Detroit Red Wings coach Jeff Blashill said last Wednesday that he had some “trepidation” about his team playing Thursday in Raleigh. The Carolina Hurricanes had six players on the COVID-19 protocol list. But he said he trusted the NHL is trying to find the right balance between safety and living a normal life.
Today, the Red Wings placed Jeff Blashill and four others on their COVID-19 list.
It’s easy to say the Detroit-Carolina game should have never been played. When you consider that the Hurricanes had six players and a trainer on their list, we can guess that there were other contagious players on the team. Based on the information we were provided, I thought the game wouldn’t, and shouldn’t, be played.
If you look at the number of games postponed today, you wonder even more why Thursday’s game was played.
But the truth is Alex Nedeljkovic, Carter Rowney, Givani Smith, Alex Tanguay and Blashill could have been infected elsewhere. Grand Rapids coach Ben Simon is up with the team to help replace Jeff Blashill. We just don’t know.

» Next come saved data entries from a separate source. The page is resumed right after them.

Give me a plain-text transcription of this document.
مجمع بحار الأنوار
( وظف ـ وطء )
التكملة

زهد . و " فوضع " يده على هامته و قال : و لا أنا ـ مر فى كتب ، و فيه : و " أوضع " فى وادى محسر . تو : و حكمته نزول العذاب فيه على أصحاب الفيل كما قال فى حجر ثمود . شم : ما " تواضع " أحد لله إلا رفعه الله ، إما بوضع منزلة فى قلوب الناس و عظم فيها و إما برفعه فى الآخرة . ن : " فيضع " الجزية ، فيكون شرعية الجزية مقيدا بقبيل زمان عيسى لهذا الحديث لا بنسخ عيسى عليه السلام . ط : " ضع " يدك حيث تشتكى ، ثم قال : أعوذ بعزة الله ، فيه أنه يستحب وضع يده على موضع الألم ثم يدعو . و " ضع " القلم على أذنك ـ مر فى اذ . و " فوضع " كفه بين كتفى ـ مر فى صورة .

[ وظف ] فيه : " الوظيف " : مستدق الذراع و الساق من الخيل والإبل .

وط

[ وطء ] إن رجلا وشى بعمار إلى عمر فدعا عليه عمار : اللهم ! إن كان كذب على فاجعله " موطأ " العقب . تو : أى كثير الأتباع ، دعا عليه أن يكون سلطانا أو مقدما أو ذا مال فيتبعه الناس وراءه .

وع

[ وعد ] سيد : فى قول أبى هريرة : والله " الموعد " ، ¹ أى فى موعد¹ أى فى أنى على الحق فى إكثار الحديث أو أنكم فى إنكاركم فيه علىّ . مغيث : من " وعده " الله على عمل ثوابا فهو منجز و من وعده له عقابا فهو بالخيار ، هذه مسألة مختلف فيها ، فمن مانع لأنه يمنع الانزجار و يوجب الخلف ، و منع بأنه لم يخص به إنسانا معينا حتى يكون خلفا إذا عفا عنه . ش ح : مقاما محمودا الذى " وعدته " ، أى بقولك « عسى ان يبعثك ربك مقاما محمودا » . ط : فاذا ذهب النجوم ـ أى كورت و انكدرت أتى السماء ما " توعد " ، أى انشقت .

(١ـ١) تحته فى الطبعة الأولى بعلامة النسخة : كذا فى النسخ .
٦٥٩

“I don’t know what the right thing is,” Red Wings general manager Steve Yzerman said. “At the end of the day, I think – and now I’m getting political – our players are testing positive with very little symptoms, if any symptoms at all. I don’t see it as a threat to their health at this point. I think you might take it a step further and question why are we testing for guys that have no symptoms?”
Yzerman said the players want to keep playing, even in the face of the rising number of cases. About 10 percent of the NHL players are on the COVID list.
Players Want to Play
“None of the players have come to us and said ‘Hey, we should shut this down,'” Yzerman said. “If they feel that way, they haven’t expressed that to us. I think our players have been very positive in that ‘just tell us what we need to do and we’ll do it.’ They’ve been accepting of the protocols. Whether they like them or not is irrelevant but they’ve been willing to do them. Ultimately, I think they just want to play and get through this for the best to all. No one wants anybody to get violently ill or deathly ill, anything like that. Guys are willing to do their part. But I guess right now, my perception is they’ll do what they have to do to play and get through it.”
The NHL doesn’t want to postpone games because it becomes challenging to find make-up dates. We understand that. But if the league waits too long to postpone games, you end up with a team being overrun. We are seeing that in Calgary.
It’s complicated. None of this is an easy decision. Finding a balance is the right objective. But letting asymptomatic players play would be going too far.
Based on what we are told, asymptomatic people with the virus can spread it. While it is true that healthy players seem to be getting no symptoms or mild symptoms, players don’t want to have it and not know. They could pass it to the people in their lives.
I’ve seen several players express concern because they have situations at home involving vulnerable family members. No one knows what the right answer is, but continuing to exercise caution seems prudent.